The receipt chain is not primarily for post-incident forensics. It is for continuous proof that the system is behaving as designed. If the system is running correctly, the chain is intact. If the chain is broken, something happened that the governance layer did not authorize.
This turns the audit trail from a passive record into an active assertion. The system's integrity is provable at any point, not just reconstructable after an incident.
The Quarantine Principle
A governing system needs a response to uncertainty that is not just approval or denial. It needs quarantine.
When a signal engine starts behaving in ways that are statistically unexpected, given its calibration, the system does not need to prove the engine is wrong before restricting it. The burden of proof for continued deployment is on the engine, not on the governance layer.

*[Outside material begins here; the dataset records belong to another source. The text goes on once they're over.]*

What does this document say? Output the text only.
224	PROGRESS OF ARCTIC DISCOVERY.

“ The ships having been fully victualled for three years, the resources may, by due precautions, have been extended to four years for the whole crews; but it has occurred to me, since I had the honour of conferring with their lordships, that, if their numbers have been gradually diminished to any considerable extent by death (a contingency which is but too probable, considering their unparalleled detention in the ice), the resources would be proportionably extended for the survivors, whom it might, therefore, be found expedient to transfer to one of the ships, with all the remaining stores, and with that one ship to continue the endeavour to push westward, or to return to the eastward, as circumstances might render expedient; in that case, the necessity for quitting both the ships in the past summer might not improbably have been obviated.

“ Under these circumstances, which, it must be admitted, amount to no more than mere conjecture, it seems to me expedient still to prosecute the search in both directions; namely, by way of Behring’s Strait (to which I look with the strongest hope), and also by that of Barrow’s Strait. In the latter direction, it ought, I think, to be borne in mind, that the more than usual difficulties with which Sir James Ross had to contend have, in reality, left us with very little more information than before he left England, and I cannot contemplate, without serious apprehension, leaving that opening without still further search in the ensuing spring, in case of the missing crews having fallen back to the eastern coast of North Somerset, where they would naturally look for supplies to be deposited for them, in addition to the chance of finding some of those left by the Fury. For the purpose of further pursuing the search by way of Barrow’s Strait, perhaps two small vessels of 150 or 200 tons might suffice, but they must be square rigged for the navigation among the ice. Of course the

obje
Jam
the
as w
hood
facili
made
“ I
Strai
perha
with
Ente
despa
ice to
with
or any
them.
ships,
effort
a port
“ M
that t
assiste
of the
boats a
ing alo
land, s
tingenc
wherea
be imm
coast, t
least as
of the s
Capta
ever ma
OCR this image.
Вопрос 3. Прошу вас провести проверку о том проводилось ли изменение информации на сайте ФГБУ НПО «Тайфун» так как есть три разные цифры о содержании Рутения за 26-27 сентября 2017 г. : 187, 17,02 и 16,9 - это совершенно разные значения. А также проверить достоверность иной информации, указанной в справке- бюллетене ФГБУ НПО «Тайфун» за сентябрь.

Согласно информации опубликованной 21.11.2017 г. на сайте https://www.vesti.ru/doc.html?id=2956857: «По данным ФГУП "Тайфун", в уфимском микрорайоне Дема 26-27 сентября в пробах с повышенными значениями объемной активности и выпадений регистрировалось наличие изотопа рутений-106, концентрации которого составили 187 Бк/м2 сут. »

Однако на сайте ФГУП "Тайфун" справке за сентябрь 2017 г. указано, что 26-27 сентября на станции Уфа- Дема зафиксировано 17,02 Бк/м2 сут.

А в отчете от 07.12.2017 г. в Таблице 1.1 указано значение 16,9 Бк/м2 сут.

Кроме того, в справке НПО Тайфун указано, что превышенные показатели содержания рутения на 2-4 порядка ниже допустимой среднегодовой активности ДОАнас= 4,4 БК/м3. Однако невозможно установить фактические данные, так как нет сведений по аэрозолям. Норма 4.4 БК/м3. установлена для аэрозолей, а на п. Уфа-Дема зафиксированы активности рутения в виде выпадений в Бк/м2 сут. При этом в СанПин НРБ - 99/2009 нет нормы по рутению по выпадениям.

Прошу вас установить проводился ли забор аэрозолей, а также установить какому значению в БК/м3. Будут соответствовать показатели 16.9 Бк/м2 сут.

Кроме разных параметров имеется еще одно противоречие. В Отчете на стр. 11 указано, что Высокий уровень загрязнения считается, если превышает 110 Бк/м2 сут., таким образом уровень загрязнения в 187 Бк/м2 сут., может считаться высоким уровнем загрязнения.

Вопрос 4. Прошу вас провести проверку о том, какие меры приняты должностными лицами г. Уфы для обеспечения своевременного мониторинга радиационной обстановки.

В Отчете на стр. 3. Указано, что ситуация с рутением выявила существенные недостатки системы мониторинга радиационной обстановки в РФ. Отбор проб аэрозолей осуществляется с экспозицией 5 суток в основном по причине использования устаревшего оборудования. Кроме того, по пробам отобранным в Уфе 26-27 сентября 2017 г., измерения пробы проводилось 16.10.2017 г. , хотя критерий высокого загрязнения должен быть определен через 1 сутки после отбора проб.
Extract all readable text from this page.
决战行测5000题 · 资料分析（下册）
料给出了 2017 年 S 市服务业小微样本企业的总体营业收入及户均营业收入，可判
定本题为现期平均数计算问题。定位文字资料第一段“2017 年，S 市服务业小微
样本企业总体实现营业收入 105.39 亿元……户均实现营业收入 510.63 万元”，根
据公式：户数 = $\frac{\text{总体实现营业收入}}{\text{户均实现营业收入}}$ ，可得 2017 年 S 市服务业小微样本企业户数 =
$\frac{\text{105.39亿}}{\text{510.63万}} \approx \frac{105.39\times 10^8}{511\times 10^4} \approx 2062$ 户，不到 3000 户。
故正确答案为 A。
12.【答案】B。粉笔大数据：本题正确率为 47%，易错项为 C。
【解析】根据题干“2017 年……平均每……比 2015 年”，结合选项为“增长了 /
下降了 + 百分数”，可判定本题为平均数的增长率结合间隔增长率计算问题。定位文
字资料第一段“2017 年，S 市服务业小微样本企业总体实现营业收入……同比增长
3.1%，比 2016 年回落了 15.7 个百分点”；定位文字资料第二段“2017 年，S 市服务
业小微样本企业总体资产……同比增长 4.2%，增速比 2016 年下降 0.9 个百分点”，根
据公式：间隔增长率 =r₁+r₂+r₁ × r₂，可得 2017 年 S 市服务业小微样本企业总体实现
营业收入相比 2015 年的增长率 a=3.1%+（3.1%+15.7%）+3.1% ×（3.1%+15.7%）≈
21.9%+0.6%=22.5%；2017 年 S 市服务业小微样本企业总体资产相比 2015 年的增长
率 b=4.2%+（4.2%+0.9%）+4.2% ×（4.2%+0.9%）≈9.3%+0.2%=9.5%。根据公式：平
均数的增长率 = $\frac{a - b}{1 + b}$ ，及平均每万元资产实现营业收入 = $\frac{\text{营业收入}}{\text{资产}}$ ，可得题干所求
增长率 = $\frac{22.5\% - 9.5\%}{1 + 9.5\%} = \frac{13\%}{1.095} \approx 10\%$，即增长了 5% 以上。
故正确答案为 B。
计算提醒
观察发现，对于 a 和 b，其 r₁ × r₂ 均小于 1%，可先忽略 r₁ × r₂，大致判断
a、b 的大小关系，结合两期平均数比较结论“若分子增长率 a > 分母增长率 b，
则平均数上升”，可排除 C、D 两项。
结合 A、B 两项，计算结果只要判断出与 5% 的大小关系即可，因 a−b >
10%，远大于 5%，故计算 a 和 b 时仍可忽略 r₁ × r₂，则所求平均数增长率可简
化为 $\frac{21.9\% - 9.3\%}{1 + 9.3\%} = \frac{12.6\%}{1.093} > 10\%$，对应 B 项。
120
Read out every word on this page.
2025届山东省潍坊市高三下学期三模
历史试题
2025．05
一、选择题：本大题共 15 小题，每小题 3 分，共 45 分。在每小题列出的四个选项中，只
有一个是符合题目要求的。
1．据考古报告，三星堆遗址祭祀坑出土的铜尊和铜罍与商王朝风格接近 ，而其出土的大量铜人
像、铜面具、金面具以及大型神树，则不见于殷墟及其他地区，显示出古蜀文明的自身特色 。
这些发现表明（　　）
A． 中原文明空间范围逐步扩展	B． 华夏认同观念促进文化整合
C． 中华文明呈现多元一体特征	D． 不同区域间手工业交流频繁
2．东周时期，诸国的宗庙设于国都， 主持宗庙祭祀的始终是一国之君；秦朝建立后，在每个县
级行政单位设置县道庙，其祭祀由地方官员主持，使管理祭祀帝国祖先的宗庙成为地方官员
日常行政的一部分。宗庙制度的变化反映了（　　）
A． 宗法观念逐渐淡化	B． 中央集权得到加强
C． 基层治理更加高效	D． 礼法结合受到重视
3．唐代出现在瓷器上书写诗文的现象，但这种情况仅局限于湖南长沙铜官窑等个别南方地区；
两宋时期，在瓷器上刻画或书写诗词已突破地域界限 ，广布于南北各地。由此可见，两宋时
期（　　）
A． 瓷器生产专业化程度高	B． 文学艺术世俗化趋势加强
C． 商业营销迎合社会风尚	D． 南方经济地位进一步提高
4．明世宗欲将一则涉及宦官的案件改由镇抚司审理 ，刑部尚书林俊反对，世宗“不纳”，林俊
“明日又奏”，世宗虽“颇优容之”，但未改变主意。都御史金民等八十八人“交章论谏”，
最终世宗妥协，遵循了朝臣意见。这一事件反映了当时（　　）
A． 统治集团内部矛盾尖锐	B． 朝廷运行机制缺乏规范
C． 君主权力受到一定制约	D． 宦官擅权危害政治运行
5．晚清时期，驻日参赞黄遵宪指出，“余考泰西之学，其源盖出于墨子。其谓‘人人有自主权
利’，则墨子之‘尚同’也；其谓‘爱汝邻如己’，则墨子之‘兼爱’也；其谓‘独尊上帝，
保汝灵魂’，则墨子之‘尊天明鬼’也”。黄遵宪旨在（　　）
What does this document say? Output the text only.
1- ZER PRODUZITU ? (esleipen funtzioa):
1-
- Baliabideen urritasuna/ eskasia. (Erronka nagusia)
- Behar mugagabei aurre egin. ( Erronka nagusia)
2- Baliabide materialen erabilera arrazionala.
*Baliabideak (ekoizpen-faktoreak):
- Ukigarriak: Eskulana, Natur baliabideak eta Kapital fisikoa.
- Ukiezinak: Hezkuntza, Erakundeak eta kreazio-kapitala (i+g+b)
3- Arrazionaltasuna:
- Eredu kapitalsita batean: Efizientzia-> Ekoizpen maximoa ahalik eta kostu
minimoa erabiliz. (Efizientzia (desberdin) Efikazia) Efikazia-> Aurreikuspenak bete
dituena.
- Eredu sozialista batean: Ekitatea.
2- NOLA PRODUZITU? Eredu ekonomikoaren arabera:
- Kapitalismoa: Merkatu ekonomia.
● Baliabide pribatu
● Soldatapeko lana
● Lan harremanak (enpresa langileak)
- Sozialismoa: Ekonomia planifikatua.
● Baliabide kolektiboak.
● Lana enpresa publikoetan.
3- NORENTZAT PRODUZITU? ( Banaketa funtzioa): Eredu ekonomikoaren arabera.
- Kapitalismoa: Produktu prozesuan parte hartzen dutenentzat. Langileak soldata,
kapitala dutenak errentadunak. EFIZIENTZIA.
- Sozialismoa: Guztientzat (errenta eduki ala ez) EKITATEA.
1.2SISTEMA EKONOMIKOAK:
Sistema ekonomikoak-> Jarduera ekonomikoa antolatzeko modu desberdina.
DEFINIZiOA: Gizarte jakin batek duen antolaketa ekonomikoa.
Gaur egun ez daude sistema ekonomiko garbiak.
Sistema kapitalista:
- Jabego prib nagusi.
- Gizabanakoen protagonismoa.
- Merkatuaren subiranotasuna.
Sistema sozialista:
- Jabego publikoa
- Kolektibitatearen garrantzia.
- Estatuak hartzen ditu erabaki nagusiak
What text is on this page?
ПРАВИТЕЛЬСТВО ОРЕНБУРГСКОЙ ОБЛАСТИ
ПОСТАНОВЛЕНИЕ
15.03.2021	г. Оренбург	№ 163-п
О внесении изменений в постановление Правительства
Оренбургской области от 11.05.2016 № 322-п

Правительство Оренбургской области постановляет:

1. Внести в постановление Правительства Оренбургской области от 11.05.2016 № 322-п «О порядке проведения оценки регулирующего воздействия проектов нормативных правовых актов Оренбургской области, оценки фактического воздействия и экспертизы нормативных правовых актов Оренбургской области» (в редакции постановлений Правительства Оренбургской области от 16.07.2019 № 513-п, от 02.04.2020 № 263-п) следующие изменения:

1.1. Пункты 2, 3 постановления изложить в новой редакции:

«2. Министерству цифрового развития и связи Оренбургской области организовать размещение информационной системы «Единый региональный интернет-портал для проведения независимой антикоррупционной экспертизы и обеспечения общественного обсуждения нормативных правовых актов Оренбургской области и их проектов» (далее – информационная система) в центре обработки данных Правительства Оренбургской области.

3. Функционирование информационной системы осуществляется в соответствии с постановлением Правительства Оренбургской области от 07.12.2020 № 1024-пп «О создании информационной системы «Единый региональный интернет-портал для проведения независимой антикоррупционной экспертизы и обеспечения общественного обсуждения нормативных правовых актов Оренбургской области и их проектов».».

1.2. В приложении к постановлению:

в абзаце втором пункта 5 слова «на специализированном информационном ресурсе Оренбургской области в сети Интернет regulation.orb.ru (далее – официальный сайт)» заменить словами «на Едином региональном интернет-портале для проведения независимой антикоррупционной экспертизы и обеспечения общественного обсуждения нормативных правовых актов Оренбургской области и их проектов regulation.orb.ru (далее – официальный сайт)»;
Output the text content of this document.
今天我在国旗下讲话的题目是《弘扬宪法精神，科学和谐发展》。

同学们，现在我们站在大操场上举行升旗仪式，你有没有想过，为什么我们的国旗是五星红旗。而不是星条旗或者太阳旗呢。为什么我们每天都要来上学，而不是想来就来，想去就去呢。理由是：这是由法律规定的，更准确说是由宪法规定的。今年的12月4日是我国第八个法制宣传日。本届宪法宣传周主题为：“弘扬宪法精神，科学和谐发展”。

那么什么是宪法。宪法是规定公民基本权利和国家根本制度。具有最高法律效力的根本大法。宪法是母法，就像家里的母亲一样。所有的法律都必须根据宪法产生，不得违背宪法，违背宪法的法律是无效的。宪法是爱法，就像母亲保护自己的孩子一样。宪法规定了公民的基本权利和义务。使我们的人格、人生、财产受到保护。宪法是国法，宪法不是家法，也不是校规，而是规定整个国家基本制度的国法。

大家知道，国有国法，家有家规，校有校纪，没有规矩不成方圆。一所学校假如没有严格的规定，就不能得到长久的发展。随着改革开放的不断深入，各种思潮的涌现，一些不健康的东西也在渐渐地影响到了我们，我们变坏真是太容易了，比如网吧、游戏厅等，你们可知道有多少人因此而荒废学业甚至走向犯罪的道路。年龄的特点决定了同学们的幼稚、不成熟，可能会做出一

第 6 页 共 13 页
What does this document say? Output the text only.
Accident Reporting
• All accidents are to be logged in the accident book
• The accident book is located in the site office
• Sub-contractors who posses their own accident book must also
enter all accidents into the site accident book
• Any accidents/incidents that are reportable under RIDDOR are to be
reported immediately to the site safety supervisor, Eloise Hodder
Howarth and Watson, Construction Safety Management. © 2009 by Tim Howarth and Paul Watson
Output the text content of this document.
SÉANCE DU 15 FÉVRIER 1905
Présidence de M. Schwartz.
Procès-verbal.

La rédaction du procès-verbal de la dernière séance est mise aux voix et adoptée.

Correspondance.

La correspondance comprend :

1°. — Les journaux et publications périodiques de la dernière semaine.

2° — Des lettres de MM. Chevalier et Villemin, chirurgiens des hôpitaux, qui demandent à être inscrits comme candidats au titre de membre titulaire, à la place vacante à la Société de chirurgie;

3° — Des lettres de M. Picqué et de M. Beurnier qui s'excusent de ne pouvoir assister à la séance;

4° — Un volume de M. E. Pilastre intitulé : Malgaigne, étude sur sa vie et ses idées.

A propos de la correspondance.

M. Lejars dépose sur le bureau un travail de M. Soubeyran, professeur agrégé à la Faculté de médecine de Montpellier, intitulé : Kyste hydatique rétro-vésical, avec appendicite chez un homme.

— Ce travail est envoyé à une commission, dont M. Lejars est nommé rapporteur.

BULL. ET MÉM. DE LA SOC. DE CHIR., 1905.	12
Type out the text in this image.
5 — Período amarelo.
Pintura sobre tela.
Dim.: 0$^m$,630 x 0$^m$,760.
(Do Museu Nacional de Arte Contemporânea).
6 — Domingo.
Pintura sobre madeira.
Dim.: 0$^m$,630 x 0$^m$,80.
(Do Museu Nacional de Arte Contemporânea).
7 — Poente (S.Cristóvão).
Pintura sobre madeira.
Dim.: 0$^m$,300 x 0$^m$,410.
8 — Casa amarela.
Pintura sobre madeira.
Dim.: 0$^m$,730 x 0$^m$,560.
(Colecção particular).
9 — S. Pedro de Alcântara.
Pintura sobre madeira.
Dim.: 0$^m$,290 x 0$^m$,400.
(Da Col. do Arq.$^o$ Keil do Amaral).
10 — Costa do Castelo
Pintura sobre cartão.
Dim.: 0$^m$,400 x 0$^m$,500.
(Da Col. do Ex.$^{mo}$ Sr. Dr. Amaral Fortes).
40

In CCS, engines that show unexpected firing patterns, unexpected return distributions, or unexpected resource consumption are quarantined: removed from active trading while their behavior is analyzed. Quarantine requires a decision log entry to reverse. The epoch counter that tracks clean validation samples resets when an engine is quarantined or when a significant architectural change is deployed.
This is not punitive. It is the engineering equivalent of a circuit breaker. When uncertainty about a component's behavior exceeds the acceptable threshold, you isolate it from the load until you understand what is happening.
Why This Matters for AGI
Every principle above scales directly to AGI systems.
Hardware boundaries: the AGI runs in a sandbox enforced by the operating system kernel. Memory, CPU, network, and file access are all limited by controls external to the AGI's process. The AGI cannot escape the sandbox through cleverness, because the sandbox is not implemented in a layer the AGI can modify.
Explicit constraints: the AGI is given a goal, a constraint specification, and an explicit statement of its authority boundary. It can propose. It cannot execute. The governance layer decides. If the AGI produces proposals that violate the constraint specification, those proposals are denied and logged. If violations persist, the system quarantines the AGI's proposal stream.
Audit trail: every proposal, every governance decision, every execution outcome is logged to a hash-chained receipt system with the same structure as the trading system. The AGI's behavior is provable over time, not just observable.
The argument for this architecture is not that AGI systems will necessarily be adversarial. It is that you cannot know in advance under what conditions a complex learned system will produce unexpected behavior. The fail-closed architecture is the correct response to that uncertainty. It does not assume the worst. It does not require proving the system is safe before deploying it. It requires only that unsafe behavior be structurally prevented rather than hoped against.
That is a lower bar to clear, and a higher level of actual confidence.